What did your body feel like?”

“What do you think you needed in that moment?”


At Bridge the Gap Child Mental Health CIC, we talk about children becoming emotion detectives, gently joining the dots between what they feel physically, the context they are in, the thoughts they have, and the actions they take. Emotional health grows when children know they can take that information to a safe adult to help piece it together.


It builds authentic emotional resilience and therefore emotional health.


We want children to learn that all emotions serve a purpose.

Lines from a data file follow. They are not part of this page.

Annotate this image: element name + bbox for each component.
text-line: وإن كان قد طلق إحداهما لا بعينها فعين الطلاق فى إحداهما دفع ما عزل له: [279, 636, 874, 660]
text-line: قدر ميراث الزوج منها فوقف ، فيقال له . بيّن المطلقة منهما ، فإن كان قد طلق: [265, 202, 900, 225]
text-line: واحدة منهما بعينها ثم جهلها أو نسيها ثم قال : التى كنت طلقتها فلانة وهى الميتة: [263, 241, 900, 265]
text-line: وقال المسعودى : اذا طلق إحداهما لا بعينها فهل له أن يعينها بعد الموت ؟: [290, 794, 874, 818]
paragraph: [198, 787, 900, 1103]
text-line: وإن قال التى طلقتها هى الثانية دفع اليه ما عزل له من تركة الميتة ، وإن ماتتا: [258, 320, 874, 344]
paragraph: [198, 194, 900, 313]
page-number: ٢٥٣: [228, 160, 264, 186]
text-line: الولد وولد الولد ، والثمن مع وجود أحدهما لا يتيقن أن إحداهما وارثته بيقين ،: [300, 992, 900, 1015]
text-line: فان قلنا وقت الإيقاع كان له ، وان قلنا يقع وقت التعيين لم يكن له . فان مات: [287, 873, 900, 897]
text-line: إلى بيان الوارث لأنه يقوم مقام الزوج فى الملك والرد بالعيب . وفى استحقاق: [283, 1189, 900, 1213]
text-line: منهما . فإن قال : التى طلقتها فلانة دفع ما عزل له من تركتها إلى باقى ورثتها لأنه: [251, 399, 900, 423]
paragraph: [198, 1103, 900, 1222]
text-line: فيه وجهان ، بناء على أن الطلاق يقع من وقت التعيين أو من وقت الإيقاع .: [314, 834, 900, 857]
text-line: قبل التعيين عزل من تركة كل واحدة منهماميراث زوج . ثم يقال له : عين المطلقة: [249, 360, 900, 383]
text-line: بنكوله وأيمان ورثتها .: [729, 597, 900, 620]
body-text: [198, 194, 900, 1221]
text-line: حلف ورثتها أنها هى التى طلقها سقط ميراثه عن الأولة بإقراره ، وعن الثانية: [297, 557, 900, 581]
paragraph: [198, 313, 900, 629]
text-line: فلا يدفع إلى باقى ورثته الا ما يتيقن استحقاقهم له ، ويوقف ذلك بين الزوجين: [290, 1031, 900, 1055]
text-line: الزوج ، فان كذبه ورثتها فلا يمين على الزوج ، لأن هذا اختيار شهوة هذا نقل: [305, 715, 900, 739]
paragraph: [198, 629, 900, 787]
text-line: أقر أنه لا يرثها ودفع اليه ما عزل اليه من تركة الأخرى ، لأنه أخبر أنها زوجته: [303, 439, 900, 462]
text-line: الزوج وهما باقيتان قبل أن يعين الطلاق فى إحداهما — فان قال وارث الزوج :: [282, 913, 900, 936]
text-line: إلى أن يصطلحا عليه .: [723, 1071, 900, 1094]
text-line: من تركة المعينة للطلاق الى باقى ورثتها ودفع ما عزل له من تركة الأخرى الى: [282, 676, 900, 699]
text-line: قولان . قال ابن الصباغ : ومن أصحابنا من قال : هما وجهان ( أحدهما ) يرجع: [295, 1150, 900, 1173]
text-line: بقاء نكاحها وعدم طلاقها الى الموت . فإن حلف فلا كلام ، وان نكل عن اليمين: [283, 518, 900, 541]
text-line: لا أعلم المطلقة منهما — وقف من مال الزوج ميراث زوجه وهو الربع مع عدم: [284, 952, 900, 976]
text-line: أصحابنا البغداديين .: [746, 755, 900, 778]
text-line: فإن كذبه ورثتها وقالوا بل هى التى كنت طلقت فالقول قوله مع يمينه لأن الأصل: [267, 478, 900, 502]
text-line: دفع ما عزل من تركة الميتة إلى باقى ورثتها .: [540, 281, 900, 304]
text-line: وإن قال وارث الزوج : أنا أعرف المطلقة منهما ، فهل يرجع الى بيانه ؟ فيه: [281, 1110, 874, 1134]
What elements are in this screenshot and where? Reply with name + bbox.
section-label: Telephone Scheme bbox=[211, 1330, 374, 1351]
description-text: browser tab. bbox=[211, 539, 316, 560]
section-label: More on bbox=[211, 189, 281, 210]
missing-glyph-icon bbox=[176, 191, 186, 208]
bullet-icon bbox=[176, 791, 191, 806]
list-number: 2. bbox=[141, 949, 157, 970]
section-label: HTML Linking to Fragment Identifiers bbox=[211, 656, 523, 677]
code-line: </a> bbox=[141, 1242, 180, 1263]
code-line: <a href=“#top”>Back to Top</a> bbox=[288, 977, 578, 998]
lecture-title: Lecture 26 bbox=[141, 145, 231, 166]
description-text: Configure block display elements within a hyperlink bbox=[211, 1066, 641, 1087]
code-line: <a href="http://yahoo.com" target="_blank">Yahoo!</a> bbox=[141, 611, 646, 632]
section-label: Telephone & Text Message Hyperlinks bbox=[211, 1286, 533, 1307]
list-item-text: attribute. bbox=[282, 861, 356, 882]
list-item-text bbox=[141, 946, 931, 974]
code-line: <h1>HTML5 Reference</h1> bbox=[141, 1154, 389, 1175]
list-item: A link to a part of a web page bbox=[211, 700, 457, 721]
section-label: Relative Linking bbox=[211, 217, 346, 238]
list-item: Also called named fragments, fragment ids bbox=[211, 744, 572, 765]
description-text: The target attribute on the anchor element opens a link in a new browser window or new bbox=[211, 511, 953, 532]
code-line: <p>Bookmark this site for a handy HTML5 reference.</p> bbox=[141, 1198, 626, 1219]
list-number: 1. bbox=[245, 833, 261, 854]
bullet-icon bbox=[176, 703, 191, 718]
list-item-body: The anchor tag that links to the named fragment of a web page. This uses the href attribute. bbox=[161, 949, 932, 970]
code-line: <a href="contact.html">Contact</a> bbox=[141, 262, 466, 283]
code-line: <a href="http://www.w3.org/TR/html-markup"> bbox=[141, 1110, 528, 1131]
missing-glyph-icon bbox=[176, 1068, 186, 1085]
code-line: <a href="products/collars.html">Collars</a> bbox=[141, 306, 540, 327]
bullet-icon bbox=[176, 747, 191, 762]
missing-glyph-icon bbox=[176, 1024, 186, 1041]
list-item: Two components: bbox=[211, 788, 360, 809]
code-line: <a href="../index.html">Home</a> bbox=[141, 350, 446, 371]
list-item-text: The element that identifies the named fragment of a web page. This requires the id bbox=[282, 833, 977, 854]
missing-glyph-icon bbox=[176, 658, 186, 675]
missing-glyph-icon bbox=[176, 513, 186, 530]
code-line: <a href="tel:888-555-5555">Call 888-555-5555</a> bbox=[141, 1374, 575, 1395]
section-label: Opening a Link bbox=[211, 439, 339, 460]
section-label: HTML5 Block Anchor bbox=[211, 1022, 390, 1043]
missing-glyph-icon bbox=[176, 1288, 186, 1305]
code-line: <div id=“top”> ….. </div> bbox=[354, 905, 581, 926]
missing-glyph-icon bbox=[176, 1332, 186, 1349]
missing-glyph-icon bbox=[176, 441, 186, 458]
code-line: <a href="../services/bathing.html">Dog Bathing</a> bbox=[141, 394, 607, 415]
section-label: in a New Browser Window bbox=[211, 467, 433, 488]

We want them to feel less frightened of their feelings, so they don’t do what I did - bottle everything up, become unwell mentally and physically, and struggle to navigate school, friendships, relationships, and life. The fear and dread I carried as a child has softened over time. I now hold deep love and compassion for the girl I was. However, the shame still sits underneath because healing is not linear. Therapy, empathy, and being truly seen do help us to feel worthy again though.


Becoming emotionally healthy as an adult changed everything.


Being supported to build emotional health as a child would have kept me so much safer and prevented so much harm.


We can do that now for the children in our own worlds.


An older child, female, leaning on an older woman's shoulder. the child looks comforted.